I am often asked whether the involvement of a third party in the breakdown of a marriage will affect the financial outcome of any divorce settlement.
The short answer is “No”. The Court’s approach in this country is not one of a penal approach, ie whatever the cause of the breakdown of the marriage, it is rare for the cause to affect the financial division of assets, award of maintenance or arrangements relating to the children.
That said, I should add that if there are relevant, serious circumstances which need to be taken into account then these can be put before the court but it is not usual.
Upon the breakdown of a marriage, a court (if parties cannot resolve their financial issues by agreement) would consider the assets and income available to the parties and divide these taking into account very many considerations. The circumstances of each relationship are unique which is why there is no one standard method for ‘division of assets’ and to a certain extent negotiation has a part to play.
However, it rare that one or other parties behaviour or even adultery would affect that division. There is no role for the court to find fault with one or other party and to “punish” that party upon financial settlement.

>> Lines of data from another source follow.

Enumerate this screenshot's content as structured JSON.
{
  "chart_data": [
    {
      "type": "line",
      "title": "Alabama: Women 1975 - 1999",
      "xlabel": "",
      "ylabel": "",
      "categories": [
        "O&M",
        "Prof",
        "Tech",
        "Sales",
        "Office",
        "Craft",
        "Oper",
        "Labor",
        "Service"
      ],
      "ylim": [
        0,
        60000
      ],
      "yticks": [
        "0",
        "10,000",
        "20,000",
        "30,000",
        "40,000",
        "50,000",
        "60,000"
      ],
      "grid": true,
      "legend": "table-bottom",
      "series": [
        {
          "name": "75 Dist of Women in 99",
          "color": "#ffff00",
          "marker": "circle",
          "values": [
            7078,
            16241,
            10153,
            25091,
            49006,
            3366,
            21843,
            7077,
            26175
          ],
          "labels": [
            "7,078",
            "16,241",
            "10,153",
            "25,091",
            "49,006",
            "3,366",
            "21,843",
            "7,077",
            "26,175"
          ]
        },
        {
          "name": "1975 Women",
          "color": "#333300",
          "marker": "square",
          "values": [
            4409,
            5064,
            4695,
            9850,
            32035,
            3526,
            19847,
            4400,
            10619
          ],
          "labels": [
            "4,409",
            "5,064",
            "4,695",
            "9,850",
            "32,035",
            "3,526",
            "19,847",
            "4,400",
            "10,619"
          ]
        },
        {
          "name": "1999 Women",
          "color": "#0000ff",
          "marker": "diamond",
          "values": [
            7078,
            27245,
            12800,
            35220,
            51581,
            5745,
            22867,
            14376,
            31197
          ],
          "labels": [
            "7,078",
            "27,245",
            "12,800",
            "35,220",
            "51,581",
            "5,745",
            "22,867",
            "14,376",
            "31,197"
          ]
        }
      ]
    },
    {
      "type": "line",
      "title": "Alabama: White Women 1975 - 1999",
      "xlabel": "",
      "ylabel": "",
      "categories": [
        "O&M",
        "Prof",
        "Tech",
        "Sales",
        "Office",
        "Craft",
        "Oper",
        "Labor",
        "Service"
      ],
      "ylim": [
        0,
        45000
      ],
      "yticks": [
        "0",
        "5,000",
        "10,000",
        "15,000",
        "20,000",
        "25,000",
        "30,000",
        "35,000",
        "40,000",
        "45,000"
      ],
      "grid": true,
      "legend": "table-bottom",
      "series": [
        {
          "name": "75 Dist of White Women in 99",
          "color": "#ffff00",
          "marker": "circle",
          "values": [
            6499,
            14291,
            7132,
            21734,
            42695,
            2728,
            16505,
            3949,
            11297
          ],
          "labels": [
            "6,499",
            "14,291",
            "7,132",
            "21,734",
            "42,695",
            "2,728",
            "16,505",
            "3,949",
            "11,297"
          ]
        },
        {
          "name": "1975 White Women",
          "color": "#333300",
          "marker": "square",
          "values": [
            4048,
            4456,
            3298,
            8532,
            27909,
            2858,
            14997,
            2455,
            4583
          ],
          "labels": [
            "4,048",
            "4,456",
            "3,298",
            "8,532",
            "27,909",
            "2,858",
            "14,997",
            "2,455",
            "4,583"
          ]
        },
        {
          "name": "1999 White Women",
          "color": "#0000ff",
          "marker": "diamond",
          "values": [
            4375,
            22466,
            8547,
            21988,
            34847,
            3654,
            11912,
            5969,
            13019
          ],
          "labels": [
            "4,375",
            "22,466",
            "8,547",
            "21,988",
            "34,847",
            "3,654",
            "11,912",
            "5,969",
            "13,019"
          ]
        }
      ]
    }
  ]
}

Similarly with ‘contact’ arrangements for any children of the relationship, a court will look to determine what is in the best interests of the children. The personal differences between the couple divorcing will not be taken into account by the court.
It is worth noting that if one or other party is cohabiting with a new partner at the time of financial settlement, it is possible that any claim for maintenance will involve additional considerations. That may be because the cohabitee is able to financially contribute to the claiming spouse’s outgoings (thus reducing his/her need for income from the other spouse). Alternatively if the paying spouse has a cohabitee sharing his/her outgoings (thus freeing up disposable income available to meet a maintenance claim) this will also be taken into account.
Any fault, either perceived or real, generally has no part in the settlement process and indeed seeking to apportion blame when it is not appropriate can often hinder proceedings and increase costs.